In preparation for tomorrow's hearing where six of the dismissed US Attorneys will be testifying, we have drafted some talking points that we were going to insert into Will Moschella's testimony (the DOJ witness) that get out the message that although we stand by the decision to remove these folks the process by which they were informed was not optimal. Right now the coverage will be dominated by how qualified these folks were and their theories for their dismissals. We are trying to muddy the coverage up a bit by trying to put the focus on the process in which they were told - I suspect we are going to get to the point where DOJ has to say this anyway. First, it is true. Second, we are having morale problems with our other US Attorneys who understand the decision but think that these folks were not treated well in the process. I think from an internal management perspective it needs to be said.
We are also discussing internally if we can/should release more information about why these folks were let go if we can address the privacy act aspects. I think it cuts both ways - it does prolong the story in a sense because I suspect that the US Attorneys will just go away at some point when they feel they have vindicated their reputations. On the other hand, I don't know if the Senate Dems will let this go until it is all out in the open. Let me know your thoughts. Thanks.

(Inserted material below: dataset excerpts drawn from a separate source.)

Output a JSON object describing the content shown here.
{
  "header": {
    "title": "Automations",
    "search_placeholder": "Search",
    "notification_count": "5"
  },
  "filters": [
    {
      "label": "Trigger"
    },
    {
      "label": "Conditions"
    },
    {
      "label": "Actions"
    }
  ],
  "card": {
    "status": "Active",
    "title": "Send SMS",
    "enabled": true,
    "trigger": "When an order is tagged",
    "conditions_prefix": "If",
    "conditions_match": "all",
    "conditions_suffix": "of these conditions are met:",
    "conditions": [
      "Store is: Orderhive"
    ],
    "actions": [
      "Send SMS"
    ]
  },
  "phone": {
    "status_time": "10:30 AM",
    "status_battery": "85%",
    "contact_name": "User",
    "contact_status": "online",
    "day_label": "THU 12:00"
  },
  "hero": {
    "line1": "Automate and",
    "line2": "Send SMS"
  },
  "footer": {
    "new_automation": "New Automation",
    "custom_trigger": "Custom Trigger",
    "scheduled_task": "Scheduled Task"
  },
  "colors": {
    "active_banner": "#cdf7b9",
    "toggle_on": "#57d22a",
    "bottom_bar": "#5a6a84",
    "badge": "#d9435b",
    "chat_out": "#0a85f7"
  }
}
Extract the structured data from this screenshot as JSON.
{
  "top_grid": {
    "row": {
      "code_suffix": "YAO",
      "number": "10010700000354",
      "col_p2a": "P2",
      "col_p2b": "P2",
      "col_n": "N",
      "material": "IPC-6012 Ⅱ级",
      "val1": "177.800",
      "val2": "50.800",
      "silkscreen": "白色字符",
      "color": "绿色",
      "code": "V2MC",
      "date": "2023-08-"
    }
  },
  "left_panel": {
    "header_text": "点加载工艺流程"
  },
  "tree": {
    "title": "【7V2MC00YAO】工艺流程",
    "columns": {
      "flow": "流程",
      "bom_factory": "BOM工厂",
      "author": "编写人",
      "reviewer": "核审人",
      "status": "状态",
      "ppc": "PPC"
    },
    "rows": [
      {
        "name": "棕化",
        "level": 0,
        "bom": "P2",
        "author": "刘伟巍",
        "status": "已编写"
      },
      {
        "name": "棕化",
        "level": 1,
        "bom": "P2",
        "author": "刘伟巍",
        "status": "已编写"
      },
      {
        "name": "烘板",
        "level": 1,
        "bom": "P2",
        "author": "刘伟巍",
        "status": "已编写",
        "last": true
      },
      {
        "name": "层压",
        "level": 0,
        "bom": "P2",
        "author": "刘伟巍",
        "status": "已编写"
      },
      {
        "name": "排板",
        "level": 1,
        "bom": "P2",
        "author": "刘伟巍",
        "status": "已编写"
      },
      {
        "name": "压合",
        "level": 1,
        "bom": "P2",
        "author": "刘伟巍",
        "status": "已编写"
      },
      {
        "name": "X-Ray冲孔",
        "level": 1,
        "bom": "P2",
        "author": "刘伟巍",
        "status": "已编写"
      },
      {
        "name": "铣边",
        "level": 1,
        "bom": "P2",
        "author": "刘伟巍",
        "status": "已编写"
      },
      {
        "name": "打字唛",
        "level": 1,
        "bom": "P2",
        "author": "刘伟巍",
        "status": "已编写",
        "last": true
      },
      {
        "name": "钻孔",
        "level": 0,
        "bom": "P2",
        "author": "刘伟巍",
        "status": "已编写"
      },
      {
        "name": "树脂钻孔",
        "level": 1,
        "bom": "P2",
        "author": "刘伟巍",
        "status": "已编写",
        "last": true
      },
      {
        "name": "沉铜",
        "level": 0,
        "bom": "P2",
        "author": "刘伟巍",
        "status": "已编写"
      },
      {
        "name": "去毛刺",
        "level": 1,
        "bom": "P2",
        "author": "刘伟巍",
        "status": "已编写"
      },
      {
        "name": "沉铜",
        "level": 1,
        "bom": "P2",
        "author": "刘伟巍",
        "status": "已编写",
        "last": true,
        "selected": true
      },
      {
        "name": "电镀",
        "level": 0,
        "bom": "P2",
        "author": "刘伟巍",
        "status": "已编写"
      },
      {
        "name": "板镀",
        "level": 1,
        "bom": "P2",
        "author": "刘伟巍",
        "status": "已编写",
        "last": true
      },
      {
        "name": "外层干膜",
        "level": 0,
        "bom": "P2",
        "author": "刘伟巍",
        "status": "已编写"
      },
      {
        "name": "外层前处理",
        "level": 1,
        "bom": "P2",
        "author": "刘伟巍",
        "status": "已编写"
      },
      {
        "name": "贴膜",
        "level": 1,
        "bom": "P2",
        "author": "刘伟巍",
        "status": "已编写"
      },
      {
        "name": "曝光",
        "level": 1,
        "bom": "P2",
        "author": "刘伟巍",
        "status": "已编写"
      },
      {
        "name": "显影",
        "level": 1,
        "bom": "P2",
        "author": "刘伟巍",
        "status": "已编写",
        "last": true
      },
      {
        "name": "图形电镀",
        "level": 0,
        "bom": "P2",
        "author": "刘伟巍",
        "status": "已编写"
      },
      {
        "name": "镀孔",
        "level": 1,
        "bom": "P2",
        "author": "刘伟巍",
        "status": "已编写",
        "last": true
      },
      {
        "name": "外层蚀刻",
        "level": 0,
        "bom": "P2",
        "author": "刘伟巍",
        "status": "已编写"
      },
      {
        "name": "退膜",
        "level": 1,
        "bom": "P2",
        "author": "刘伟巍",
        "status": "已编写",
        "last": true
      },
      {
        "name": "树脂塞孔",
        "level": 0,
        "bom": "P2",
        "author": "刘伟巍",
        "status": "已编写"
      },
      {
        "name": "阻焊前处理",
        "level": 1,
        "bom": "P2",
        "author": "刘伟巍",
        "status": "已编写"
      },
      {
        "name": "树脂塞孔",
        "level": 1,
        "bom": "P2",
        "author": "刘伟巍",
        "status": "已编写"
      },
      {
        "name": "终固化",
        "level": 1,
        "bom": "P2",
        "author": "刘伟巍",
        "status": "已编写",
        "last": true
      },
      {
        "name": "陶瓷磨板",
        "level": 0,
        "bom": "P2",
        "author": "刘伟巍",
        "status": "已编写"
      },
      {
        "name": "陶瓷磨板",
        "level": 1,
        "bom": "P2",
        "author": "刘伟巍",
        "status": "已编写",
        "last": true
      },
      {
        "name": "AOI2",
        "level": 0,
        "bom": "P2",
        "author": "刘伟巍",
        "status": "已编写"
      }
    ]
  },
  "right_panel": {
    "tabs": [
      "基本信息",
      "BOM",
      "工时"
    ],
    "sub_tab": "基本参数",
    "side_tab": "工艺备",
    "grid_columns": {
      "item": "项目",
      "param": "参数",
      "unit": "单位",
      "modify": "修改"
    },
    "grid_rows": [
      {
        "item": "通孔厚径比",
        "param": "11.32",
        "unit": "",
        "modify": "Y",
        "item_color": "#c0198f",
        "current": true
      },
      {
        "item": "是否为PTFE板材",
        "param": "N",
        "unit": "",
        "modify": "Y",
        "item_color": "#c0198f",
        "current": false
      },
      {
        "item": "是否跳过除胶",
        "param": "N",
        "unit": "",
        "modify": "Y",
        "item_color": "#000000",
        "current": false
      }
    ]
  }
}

(Interesting tidbit: Scolinos worked for Judge Lance Ito during the O.J. Simpson murder trial.)
Update at 2:34 p.m. ET: Right before another official testified about the firings on Capitol Hill, Scolinos wrote in a March 6 e-mail that she was "concerned that the format of this dribbling out in questions may muddy things a bit. The DAG said that they are actively working with the members to tee the right questions up but I am a bit concerned on this same point and am pushing Will to be aware of this when he is up there."